Their position jibes with that of Rupert Roberts, president of Super Value Food Stores Limited, who has argued repeatedly that exempting breadbasket food items from VAT will leave supermarkets unable to reclaim millions of dollars in VAT input expenses and could cause many businesses to shut down or shed jobs due to cost increases that cannot be offset. He and other members of the Retail Grocers Association have said they are disappointed with the lack of progress made with the government on this point.
Exponential
Referring to retailers and the proposed exemption of breadbasket food items from VAT, which means they would sell both vatable and VAT-exempt items, Brash noted: "The challenge is knowing how much of the VAT they paid to buy their inputs they can claim back, and they can only claim back the VAT for inputs which go into making up the sales which are themselves vatable. If you are also selling things which are exempt you can't claim the VAT you would have paid on that input. So, for example, a retailer may be paying commercial rent and for electricity, and a range of other inputs, some of which they can claim back because they relate to a taxable supply (of goods sold), and some of which they cannot claim back. And trying to apportion your electricity bill between the things which are exempt and the things which are not, is a considerable challenge.
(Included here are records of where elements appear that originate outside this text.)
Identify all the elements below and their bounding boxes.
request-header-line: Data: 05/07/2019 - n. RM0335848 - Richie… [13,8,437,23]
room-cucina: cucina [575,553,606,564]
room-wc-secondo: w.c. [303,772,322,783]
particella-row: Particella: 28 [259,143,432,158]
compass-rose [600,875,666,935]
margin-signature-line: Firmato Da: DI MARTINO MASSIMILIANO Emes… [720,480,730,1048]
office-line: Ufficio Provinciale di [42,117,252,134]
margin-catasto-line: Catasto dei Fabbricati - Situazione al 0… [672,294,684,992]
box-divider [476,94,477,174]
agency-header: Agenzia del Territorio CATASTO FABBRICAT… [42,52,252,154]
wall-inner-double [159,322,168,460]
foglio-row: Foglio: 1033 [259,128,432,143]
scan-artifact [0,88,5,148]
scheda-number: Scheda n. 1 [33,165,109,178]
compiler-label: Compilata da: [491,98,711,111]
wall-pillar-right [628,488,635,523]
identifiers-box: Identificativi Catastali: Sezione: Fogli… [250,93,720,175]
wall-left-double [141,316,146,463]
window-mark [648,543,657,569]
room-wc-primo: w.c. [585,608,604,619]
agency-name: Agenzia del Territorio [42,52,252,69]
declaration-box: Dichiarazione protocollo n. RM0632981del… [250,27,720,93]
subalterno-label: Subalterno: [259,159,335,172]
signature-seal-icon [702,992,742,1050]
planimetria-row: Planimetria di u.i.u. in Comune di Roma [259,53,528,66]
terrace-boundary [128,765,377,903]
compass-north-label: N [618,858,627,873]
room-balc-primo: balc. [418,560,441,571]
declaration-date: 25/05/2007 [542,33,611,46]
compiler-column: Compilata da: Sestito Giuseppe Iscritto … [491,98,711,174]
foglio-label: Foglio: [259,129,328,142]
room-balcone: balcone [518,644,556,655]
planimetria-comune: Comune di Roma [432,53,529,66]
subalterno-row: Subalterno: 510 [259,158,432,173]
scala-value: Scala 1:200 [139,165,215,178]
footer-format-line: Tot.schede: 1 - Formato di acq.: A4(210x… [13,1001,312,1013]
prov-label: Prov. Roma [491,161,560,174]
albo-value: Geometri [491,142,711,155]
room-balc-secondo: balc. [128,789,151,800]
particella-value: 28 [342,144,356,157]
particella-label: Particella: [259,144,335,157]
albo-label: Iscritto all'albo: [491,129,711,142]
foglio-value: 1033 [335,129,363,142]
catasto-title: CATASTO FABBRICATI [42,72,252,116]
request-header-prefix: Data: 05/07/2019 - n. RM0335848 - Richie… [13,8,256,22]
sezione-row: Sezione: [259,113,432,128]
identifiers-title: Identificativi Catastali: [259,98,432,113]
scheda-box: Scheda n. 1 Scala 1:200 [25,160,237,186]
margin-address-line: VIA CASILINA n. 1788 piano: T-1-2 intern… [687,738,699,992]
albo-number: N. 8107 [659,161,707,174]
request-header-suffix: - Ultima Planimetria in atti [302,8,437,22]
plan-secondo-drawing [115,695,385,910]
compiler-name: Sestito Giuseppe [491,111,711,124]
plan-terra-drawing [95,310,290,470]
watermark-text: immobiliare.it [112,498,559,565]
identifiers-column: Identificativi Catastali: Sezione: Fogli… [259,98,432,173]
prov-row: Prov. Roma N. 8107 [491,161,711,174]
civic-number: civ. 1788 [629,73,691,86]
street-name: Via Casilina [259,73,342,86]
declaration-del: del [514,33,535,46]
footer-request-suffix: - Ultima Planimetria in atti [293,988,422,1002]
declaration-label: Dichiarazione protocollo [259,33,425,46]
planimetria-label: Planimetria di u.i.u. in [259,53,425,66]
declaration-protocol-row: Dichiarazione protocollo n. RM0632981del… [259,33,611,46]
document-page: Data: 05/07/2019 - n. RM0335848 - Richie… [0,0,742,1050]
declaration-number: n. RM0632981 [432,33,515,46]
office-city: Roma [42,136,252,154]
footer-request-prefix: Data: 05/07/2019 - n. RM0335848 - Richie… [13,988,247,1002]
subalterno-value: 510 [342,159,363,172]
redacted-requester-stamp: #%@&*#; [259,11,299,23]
"So that's where compliance costs start going up, not by small increments but exponentially, and that's why we've said if you want to minimize compliance costs go for a lower rate and no exemptions," he said.
Shewan also highlighted the case of the general insurance industry, which had initially sought VAT exempt status in New Zealand, but ultimately determined this would have a negative impact on their business.
Another technical point highlighted by the consultants was the handling of bad debt under the draft legislation. Cash flow challenges could arise by forcing businesses to wait for an extended period to reclaim VAT paid on sales on which invoices ultimately went unpaid.
Shewan said: "We're simply going to be inviting the government to consider those points; it's not our role to tell them what to do, but hopefully our experience will benefit them. I would make the point that those quite technical and boring items, if not dealt with, are the ones that can cause a lot of grief. What you want with VAT is everyone paddling the same canoe in the same direction, not resisting, and that requires you to be accommodating in terms of some of these technical issues."
Gowon Bowe, co-chair of the Coalition for Responsible Taxation, which met with Brash and Shewan last week, told Guardian Business: "A lot of the issues they raised were no different to the issues in our October/November report. Compliance costs was the biggest issue. In their case (New Zealand) limited exemptions were given, and everything else was vatable. They said then the businesses didn't need elaborate systems and everything to make that sale was a VAT credit, so businesses didn't have the complexity. They said that would be a distinct difference in our case, given the way we are going down the path of a number of zero ratings and exemption; it would create more cumbersome calculations.
"They also said that by not having exemptions it enabled them to introduce VAT at 10 percent, although in their case they had a number of other taxes too. We said very explicitly that we hope everything they shared with us will be in their final report."
Brash and Shewan were invited to The Bahamas by the government to share their experience in New Zealand with the implementation of VAT, to offer observations on The Bahamas' preparedness for VAT, and to address any issues they see in the design of the legislation at present. Their report is expected to be completed by the time they depart tomorrow.
Shewan said he felt a July 1 implementation of VAT would be "extremely challenging" at this point for The Bahamas.
VAT was introduced in New Zealand in October 1986 at a rate of 10 percent. The most recent rate of VAT in New Zealand is 15 percent.